WATCHING CSI :: ENTRY #1525

Wednesday, January 17, 2007

No Title Today

[copied from dland]

Like Summer-Gale, I always figured that Sophie made the choice she did because she thought a boy, and an older child, would have the best chance of survival.

My dippy niece -- not Wonderful Niece, but the one on the Hubs' side -- lost the gift card I gave her for Christmas from the Giant Jeans Conglomerate. Her mother called and told me the other day. Yada yada yada I made a zillion phone calls and searched through my unfiled papers for the receipt and now I have to stay home this afternoon because UPS is delivering it today and they require a signature. Am I being a dope here, or what? The SIL would have gladly made all the calls but she would have needed the receipt, and I bought other things that day and she didn't need to see all that, did she? When you lose a gift card, isn't that just your own damn fault? Do you expect to get it replaced? I don't know, just asking. Anyway, I'll send it out tomorrow and then she'll have it and it'll be over (as I thought Christmas already was, foolish me.)

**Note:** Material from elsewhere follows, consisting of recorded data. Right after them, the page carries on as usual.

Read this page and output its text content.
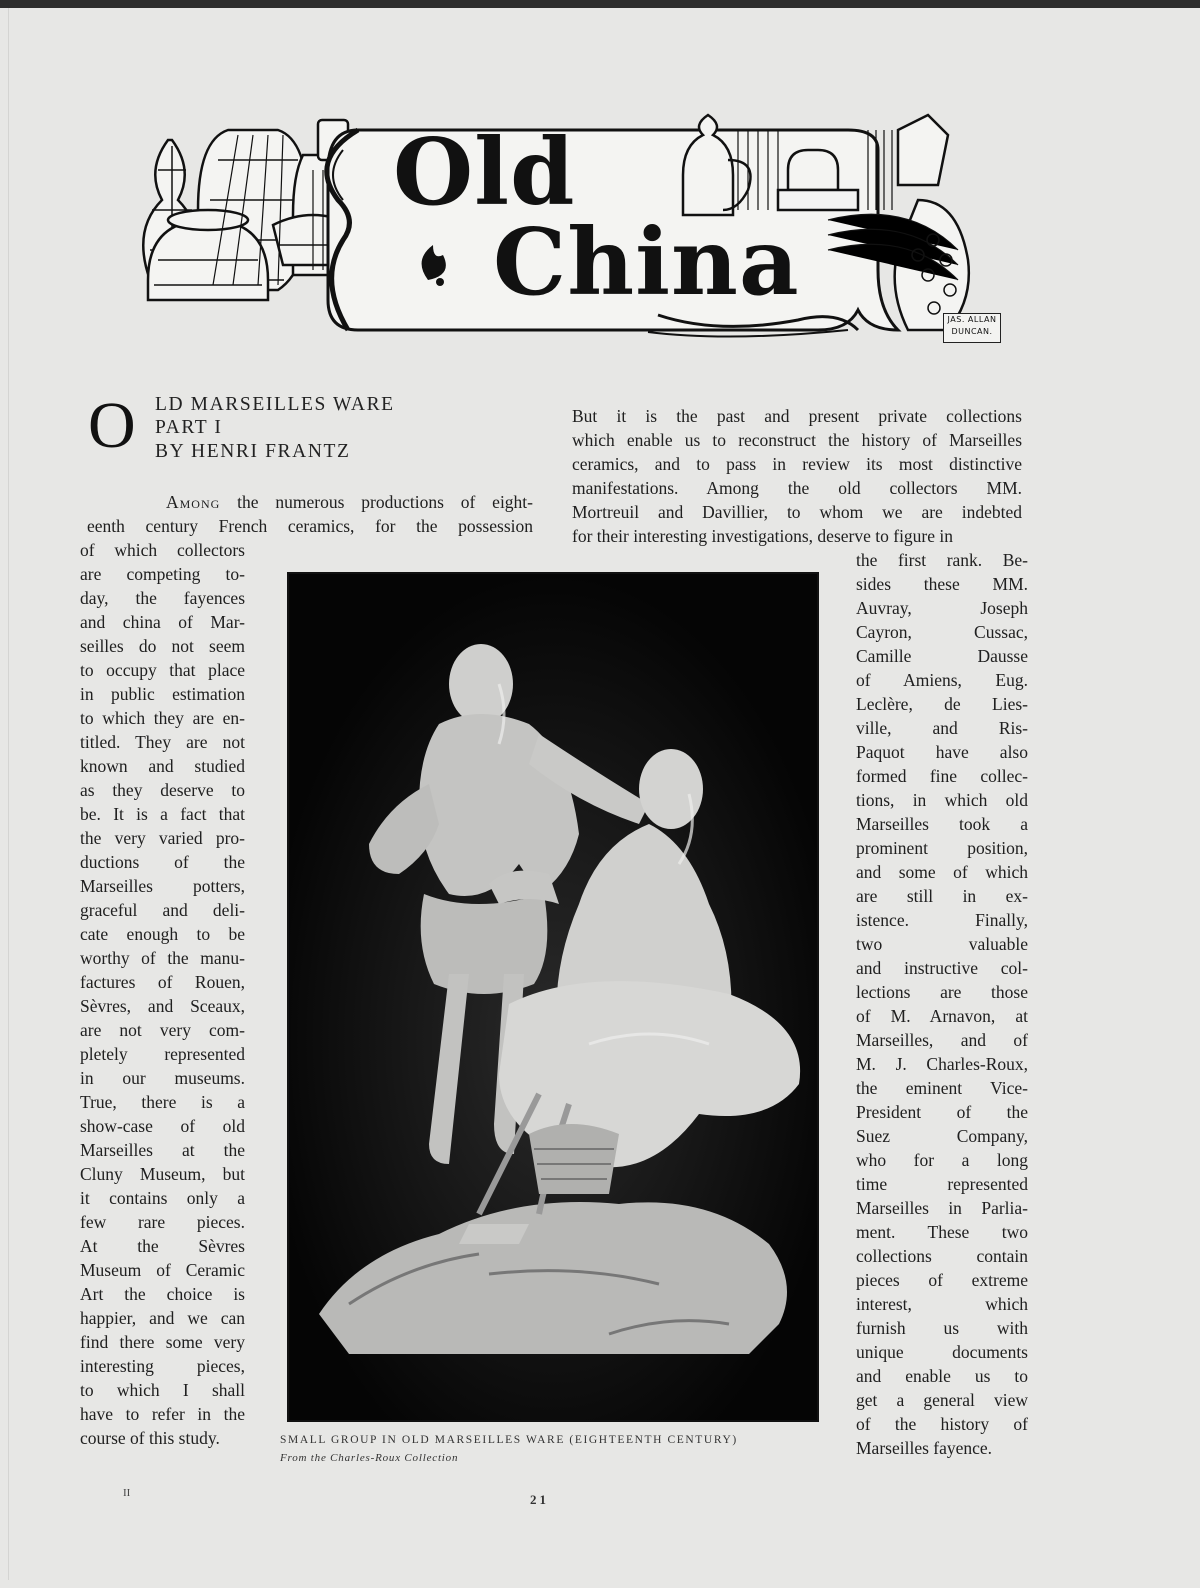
Old
China
JAS. ALLAN
DUNCAN.
O LD MARSEILLES WARE
PART I
BY HENRI FRANTZ
Among the numerous productions of eight-
eenth century French ceramics, for the possession
of which collectors
are competing to-
day, the fayences
and china of Mar-
seilles do not seem
to occupy that place
in public estimation
to which they are en-
titled. They are not
known and studied
as they deserve to
be. It is a fact that
the very varied pro-
ductions of the
Marseilles potters,
graceful and deli-
cate enough to be
worthy of the manu-
factures of Rouen,
Sèvres, and Sceaux,
are not very com-
pletely represented
in our museums.
True, there is a
show-case of old
Marseilles at the
Cluny Museum, but
it contains only a
few rare pieces.
At the Sèvres
Museum of Ceramic
Art the choice is
happier, and we can
find there some very
interesting pieces,
to which I shall
have to refer in the
course of this study.
But it is the past and present private collections
which enable us to reconstruct the history of Marseilles
ceramics, and to pass in review its most distinctive
manifestations. Among the old collectors MM.
Mortreuil and Davillier, to whom we are indebted
for their interesting investigations, deserve to figure in
the first rank. Be-
sides these MM.
Auvray, Joseph
Cayron, Cussac,
Camille Dausse
of Amiens, Eug.
Leclère, de Lies-
ville, and Ris-
Paquot have also
formed fine collec-
tions, in which old
Marseilles took a
prominent position,
and some of which
are still in ex-
istence. Finally,
two valuable
and instructive col-
lections are those
of M. Arnavon, at
Marseilles, and of
M. J. Charles-Roux,
the eminent Vice-
President of the
Suez Company,
who for a long
time represented
Marseilles in Parlia-
ment. These two
collections contain
pieces of extreme
interest, which
furnish us with
unique documents
and enable us to
get a general view
of the history of
Marseilles fayence.
SMALL GROUP IN OLD MARSEILLES WARE (EIGHTEENTH CENTURY)
From the Charles-Roux Collection
II	21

I was leaving work before, driving out of the parking lot, and thinking "This week is so long! How can it be only Tuesday, it feels like so much later in the week!" and then I started to laugh and said "Oh, because it's Wednesday." Does it even make a difference?

Oh, I got my bookends today, along with a bunch of other stuff. Getting there, getting there. (That was 300 bookends, btw, which the SCM put out. He's good for some things, after all.)

I'm cold, I'm tired, my back hurts. Just to remind you that this is still me you're reading.

Okay, I've let this go on long enough. I'm going to put on my jammies and eagerly await my Beauty and the Geek. Huddled under a blanket.